Solar Bragançano, um Portugal que resiste

Cultura
O que vou dizer parece publicidade pura mas não é. É um (tentar de) acto singelo cultural, necessário e premente. Há alguns anos que frequento o Solar Bragançano, dito” restaurante”, em Bragança, mesmo junto à Sé, e, de cada vez que o visito mais me convenço que os talentos (em cultura), aqueles que sendo do mundo de hoje se projectam em futuro, só o são realmente quando sabem de onde partem. O Solar Bragançano vale tanto como o Centro Cultural de Belém ou o Museu de Serralves. Afirmo-o!
Menos visitados que aqueles, estou certo que fidelizaram tanto ao nosso sentir, estrangeiros e outros portugueses de partes distintas, como aqueles. Entrar no Solar Bragançano, olhar, ouvir, apreciar a casa e a decoração e comer são um aprisionamento interior completo.
Nunca me senti e sinto tão bem em nenhum restaurante. Porque se come muito bem, é claro! Mas, sobretudo, porque nos apercebemos que os curadores deste “museu”, a Ana Maria e o Desidério, nos ensinam que, para além dos pratos (equivalentes aos quadros e as esculturas dos museus), a atmosfera, a disposição, a música, os livros a rodos, a decoração, a disponibilidade e a sua humildade (como grandes), fazem da casa um inolvidável passeio pelo que de melhor temos.
A amizade tolda-me? Não, a amizade, no seu lado pessoalista mesquinho, retraiu-me até hoje. Agora quero recuperar o perdido e dizer-vos: não percam! A cada visita, sai-se renascido. Portugal ainda vive, sem subsídios e com dedicação e arte.
No Portugal que precisamos, o Solar Bragançano está lá!
(vejam: http://videos.sapo.pt/Me23yzPQbE11tmAzn7IF)

(texto publicado no Facebook e que mereceu um "Gosto" de Herculano Ferreira, do Restaurante Pedra Furada, Barcelos, que comentei de seguida)

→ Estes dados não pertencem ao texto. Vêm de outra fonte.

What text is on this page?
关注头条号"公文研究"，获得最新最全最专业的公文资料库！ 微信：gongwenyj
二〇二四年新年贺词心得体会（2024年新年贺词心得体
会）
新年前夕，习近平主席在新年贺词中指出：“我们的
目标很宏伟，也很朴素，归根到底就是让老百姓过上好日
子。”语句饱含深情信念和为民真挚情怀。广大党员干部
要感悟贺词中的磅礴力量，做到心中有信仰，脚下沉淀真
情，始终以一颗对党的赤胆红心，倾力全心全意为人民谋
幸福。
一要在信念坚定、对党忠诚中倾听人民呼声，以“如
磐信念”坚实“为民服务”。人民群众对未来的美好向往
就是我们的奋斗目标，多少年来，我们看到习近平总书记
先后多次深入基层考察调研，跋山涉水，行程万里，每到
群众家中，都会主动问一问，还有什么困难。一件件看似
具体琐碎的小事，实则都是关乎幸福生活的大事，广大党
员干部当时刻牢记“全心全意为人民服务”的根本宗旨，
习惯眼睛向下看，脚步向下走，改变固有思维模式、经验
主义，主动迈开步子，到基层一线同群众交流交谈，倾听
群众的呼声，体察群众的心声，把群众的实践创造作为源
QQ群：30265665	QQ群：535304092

O facto de o António Herculano Ferreira ter aposto o gosto neste post é prova de que temos gente. O Herculano tem, com as irmãs, um outro restaurante (e não retiro uma vírgula ao que disse sobre o Solar Bragançano), o Pedra Furada, em Barcelos, onde a cozinha é tratada como papirus e servida como mel.
Ali participei numa das maiores sessões culturais da minha vida, a apresentação do poema “Pedro Soriano” de Guerra Junqueiro (edição da Orfeu). Com a sala cheia, ao som de violinos e guitarras, com vedetas desconhecidas e anónimos da televisão, percorreram-se séculos de poesia, erótica e até obscena, portuguesa. Memorável.